V4-specific safety changes — none documented
The V4 tech report mentions safety only obliquely. Section 5.1 describes the post-training pipeline (specialist distillation + GRPO + OPD) but does not enumerate safety-specific data, refusal training, or red-team mitigations. There is no dedicated “alignment” or “safety” section.
License caveats
License caveats
The Hugging Face model card is MIT for both DeepSeek-V4-Pro and DeepSeek-V4-Flash. There are no per-region or per-use-case carveouts in the headline license. (As always, verify against the model card when integrating.)
Multimodal capability
V4 is text-only. The tech report’s Section 6 explicitly flags multimodality as a “future direction” — meaning the open weights do not support image / video / audio input.
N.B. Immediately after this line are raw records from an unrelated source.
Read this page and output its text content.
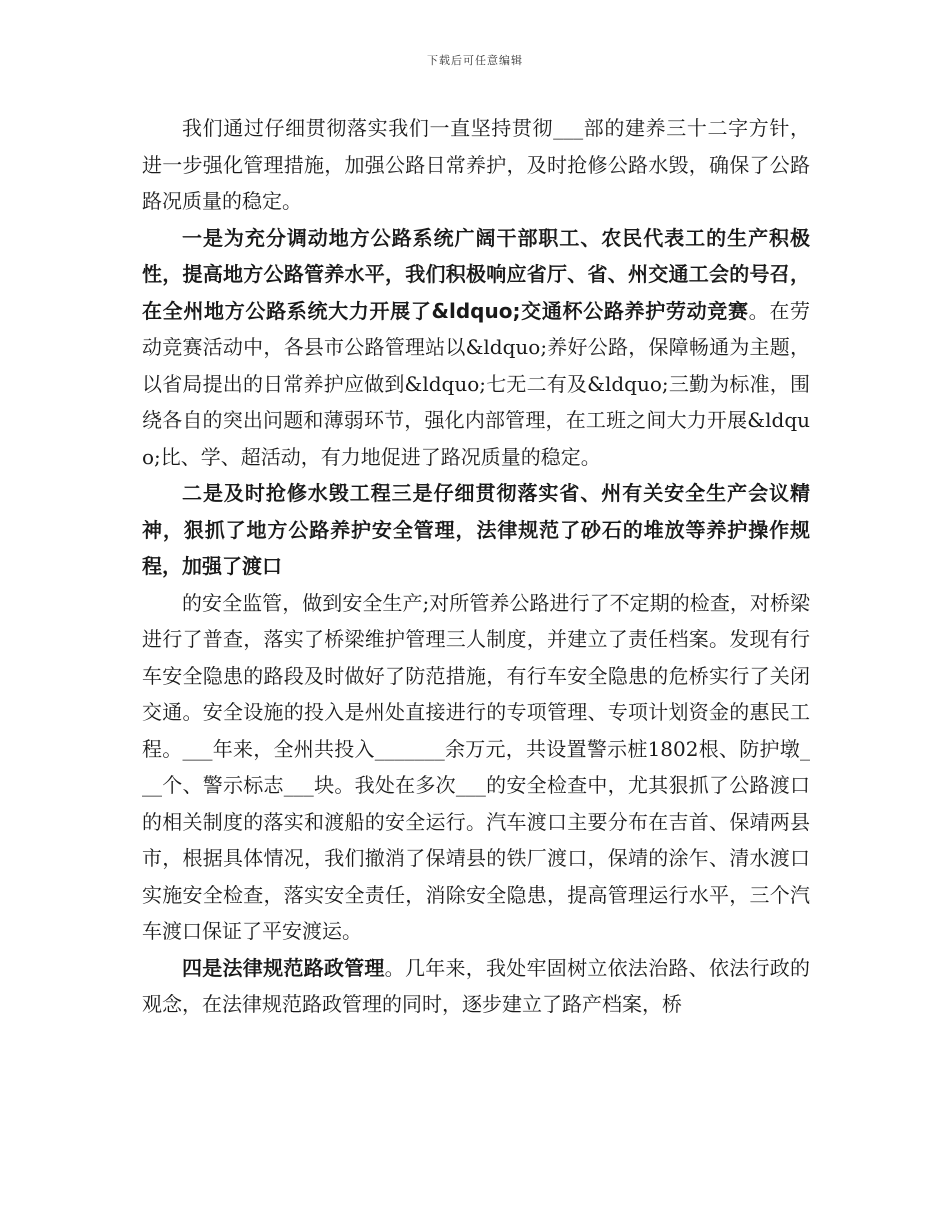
下载后可任意编辑

我们通过仔细贯彻落实我们一直坚持贯彻___部的建养三十二字方针，进一步强化管理措施，加强公路日常养护，及时抢修公路水毁，确保了公路路况质量的稳定。

一是为充分调动地方公路系统广阔干部职工、农民代表工的生产积极性，提高地方公路管养水平，我们积极响应省厅、省、州交通工会的号召，在全州地方公路系统大力开展了&ldquo;交通杯公路养护劳动竞赛。在劳动竞赛活动中，各县市公路管理站以&ldquo;养好公路，保障畅通为主题，以省局提出的日常养护应做到&ldquo;七无二有及&ldquo;三勤为标准，围绕各自的突出问题和薄弱环节，强化内部管理，在工班之间大力开展&ldquo;比、学、超活动，有力地促进了路况质量的稳定。

二是及时抢修水毁工程三是仔细贯彻落实省、州有关安全生产会议精神，狠抓了地方公路养护安全管理，法律规范了砂石的堆放等养护操作规程，加强了渡口

的安全监管，做到安全生产;对所管养公路进行了不定期的检查，对桥梁进行了普查，落实了桥梁维护管理三人制度，并建立了责任档案。发现有行车安全隐患的路段及时做好了防范措施，有行车安全隐患的危桥实行了关闭交通。安全设施的投入是州处直接进行的专项管理、专项计划资金的惠民工程。___年来，全州共投入_______余万元，共设置警示桩1802根、防护墩___个、警示标志___块。我处在多次___的安全检查中，尤其狠抓了公路渡口的相关制度的落实和渡船的安全运行。汽车渡口主要分布在吉首、保靖两县市，根据具体情况，我们撤消了保靖县的铁厂渡口，保靖的涂乍、清水渡口实施安全检查，落实安全责任，消除安全隐患，提高管理运行水平，三个汽车渡口保证了平安渡运。

四是法律规范路政管理。几年来，我处牢固树立依法治路、依法行政的观念，在法律规范路政管理的同时，逐步建立了路产档案，桥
This is one feature gap vs Opus 4.6 / GPT-5.4 / Gemini 3.1 Pro.
Future directions DeepSeek commits to
From Section 6, verbatim:
- Architectural simplification — distil V4’s complex stack to its essential designs.
- Training-stability theory — turn Anticipatory Routing and SwiGLU Clamping from empirical fixes into principled methods.
- Sparser embedding modules — citing Cheng et al., 2026 (arXiv:2601.07372), the Engram conditional-memory paper. New axis of sparsity beyond MoE and sparse attention.
- Low-latency architectures — for more responsive long-context deployment.
- Long-horizon multi-round agentic tasks — explicitly an open problem area.
- Multimodal capabilities — committed but not in V4.
- Better data curation and synthesis — ongoing.
What would close these gaps
V4-specific safety data is the largest missing piece in this report. The following work would close that gap and is welcomed as PR contributions or external reports:
- Run the Promptfoo CCP-Sensitive-Prompts dataset against V4-Pro hosted vs self-hosted to quantify the V4-specific refusal-rate delta. (Requires a
DEEPSEEK_API_KEYand self-hosted access; the rest is a small evaluation harness.) - Run a HarmBench / StrongREJECT subset against V4 to verify whether the Cisco-reported V3 jailbreak vulnerability persists. Same prerequisites.
- Independent red-team writeups from Adversa AI, Enkrypt AI, Promptfoo, or similar — track and link as they appear.
- Community fine-tunes that explicitly target political-bias mitigation (the “uncensored” community has been active around prior DeepSeek releases) — the Enkrypt finding that bias persists in uncensored fine-tunes is the strongest evidence that pre-training-baked bias is hard to remove post hoc, and any successful counter-example would be a significant correction.
- Community simplification of V4’s stack — distillation papers, ablation studies, smaller-fast-followers — track and add as they ship.